Supernal Realm: Pandemonium (hell)
Pandemonium, the Realm of Nightmares, is a Supernal Realm whose name means "The Place Of All Demons". It is the realm that the mages of the Mastigos Path Awaken to.  The most common realm experienced by arriving Mastigos is that of a vast network of caverns, without end or outside, populated by a horde of unruly deformed creatures: the demons of Pandemonium. This great maze has no true beginning or end, but winds on and on through throngs of madcap beasts, stretching on into eternity. The pathways and passages are inconstant,shifting from visit to visit; there are some stationary features, although they shift in size, shape and appearance; these are demon kingdoms. Their exact nature shifts, though their theme remains invariable for those who can see them for what they are; the kingdoms of the seven Vices. (Read Dante’s Inferno to get a good idea about these dominions).
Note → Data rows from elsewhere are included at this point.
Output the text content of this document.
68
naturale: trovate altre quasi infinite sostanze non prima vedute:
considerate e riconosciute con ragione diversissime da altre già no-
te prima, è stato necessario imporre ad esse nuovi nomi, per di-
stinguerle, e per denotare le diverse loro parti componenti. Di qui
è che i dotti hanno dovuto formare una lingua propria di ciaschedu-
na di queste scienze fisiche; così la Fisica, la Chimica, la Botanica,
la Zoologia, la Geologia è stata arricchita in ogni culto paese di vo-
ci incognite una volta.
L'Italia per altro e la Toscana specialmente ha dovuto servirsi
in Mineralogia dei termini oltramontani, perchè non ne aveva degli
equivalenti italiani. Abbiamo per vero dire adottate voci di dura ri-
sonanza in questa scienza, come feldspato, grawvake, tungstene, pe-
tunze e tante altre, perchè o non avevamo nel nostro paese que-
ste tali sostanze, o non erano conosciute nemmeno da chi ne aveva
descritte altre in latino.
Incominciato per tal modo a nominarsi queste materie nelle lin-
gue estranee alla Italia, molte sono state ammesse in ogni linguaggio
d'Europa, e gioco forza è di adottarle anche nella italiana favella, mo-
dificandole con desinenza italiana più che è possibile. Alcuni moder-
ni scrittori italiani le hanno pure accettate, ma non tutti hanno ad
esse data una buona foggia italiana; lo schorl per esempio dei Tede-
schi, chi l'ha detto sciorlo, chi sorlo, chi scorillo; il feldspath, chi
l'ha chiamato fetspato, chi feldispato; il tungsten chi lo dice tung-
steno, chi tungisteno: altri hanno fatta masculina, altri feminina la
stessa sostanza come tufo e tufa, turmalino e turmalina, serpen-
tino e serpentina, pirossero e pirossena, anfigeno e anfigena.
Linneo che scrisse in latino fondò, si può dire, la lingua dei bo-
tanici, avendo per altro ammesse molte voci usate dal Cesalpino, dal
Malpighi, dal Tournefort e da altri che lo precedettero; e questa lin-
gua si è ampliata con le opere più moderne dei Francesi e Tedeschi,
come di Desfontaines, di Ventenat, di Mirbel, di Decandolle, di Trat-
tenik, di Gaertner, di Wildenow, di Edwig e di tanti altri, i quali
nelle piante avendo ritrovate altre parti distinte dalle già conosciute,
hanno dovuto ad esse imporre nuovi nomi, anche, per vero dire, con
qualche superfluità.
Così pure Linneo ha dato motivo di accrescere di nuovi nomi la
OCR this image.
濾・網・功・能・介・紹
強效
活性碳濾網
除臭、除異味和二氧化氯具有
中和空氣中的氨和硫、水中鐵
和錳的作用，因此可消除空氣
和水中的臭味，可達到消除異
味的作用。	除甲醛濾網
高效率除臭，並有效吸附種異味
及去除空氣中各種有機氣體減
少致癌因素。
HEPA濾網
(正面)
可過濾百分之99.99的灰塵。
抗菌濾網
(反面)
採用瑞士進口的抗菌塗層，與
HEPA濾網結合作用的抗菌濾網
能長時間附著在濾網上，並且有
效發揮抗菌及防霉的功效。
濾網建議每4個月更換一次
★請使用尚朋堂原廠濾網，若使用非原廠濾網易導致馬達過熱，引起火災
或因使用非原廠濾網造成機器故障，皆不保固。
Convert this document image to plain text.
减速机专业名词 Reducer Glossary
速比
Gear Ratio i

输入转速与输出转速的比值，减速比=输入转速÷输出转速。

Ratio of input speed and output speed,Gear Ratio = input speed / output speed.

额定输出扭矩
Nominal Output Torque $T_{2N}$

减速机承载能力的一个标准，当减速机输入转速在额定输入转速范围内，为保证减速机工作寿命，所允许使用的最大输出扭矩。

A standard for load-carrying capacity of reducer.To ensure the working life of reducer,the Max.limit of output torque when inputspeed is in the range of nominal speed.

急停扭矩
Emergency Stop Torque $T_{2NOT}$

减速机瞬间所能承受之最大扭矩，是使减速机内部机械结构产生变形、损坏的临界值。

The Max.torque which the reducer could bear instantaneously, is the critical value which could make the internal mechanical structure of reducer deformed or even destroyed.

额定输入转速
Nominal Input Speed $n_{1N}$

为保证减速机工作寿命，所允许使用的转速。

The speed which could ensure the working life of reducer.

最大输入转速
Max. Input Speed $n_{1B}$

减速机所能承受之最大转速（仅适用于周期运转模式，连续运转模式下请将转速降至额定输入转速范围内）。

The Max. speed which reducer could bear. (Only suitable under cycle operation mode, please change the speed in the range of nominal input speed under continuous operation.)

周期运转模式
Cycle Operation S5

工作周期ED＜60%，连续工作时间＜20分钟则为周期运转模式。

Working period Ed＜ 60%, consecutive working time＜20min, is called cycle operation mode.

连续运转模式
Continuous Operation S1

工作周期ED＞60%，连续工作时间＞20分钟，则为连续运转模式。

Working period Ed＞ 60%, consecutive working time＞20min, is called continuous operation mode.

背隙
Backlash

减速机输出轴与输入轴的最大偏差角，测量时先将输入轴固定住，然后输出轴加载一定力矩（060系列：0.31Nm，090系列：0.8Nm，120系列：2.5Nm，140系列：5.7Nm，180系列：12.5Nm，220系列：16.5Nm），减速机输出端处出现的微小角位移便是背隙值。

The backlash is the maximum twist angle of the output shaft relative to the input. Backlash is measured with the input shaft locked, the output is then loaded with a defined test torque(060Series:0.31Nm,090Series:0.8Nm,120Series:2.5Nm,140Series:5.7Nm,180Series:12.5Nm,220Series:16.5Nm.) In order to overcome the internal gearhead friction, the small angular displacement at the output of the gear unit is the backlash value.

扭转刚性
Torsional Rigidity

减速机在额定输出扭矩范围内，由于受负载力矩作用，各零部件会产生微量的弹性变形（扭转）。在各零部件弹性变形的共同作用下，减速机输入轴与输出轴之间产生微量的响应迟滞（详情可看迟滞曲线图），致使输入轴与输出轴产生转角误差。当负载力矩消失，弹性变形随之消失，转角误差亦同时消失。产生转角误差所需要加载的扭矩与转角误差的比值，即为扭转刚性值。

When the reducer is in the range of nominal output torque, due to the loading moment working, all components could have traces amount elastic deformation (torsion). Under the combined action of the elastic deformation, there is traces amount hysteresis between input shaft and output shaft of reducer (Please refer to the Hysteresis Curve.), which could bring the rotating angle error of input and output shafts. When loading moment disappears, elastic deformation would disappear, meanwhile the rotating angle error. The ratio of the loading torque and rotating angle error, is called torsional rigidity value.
Supernal Entities: Demons (demon)
The Supernal beings of Pandemonium embody the Arcana of Mind and Space and are divided into two different Choirs: Imps and Wraiths. The manifest Demons of Pandemonium are called Imps. Imps are terrifying — the principle of Space made flesh, filtered through the horror and adversity of the Abode of Demons. Some appear to be immense monsters, while others skitter out of sight as soon as they are summoned. Imps possess unparalleled knowledge of scrying and magical sympathy, and can often advise a mage on where to look for appropriate sympathetic Yantras. The recondite Demons of Pandemonium are called Wraiths. These creatures are terrifying and dangerous — they take the form of an image plucked from the mage’s mind, commonly one that elicits trauma or fear. Wraiths aren’t necessarily malicious, but they do insist on making their Trials as exacting on the mage’s psyche as possible. Like all Supernal entities, these demons serve the Exarchs, Oracles or the Aeons.


Geotic Demons (demon)
In contrast to other demonic entities that roam the Fallen World, mages have a unique source of encountering Astral creatures called Goetic Demons. The Ars Goetia, often simply called Goetia, is a specialized form of magic that allows a mage to communicate with his baser self: his Vices, literally calling up and confronting his inner demons.  According to legends, the practice of the Ars Goetia date back to King Solomon. If they serve anything, Goetics serve more powerful Goetic demons or powerful Archtypes of the Astral Realms.  There are hundreds of Astral Realms in the Tenemos that represent hell, too many to mention, but they only represent mankind's collective unconscious and the dreams and beliefs of hell.






Just because... so, which kind of demon would this be?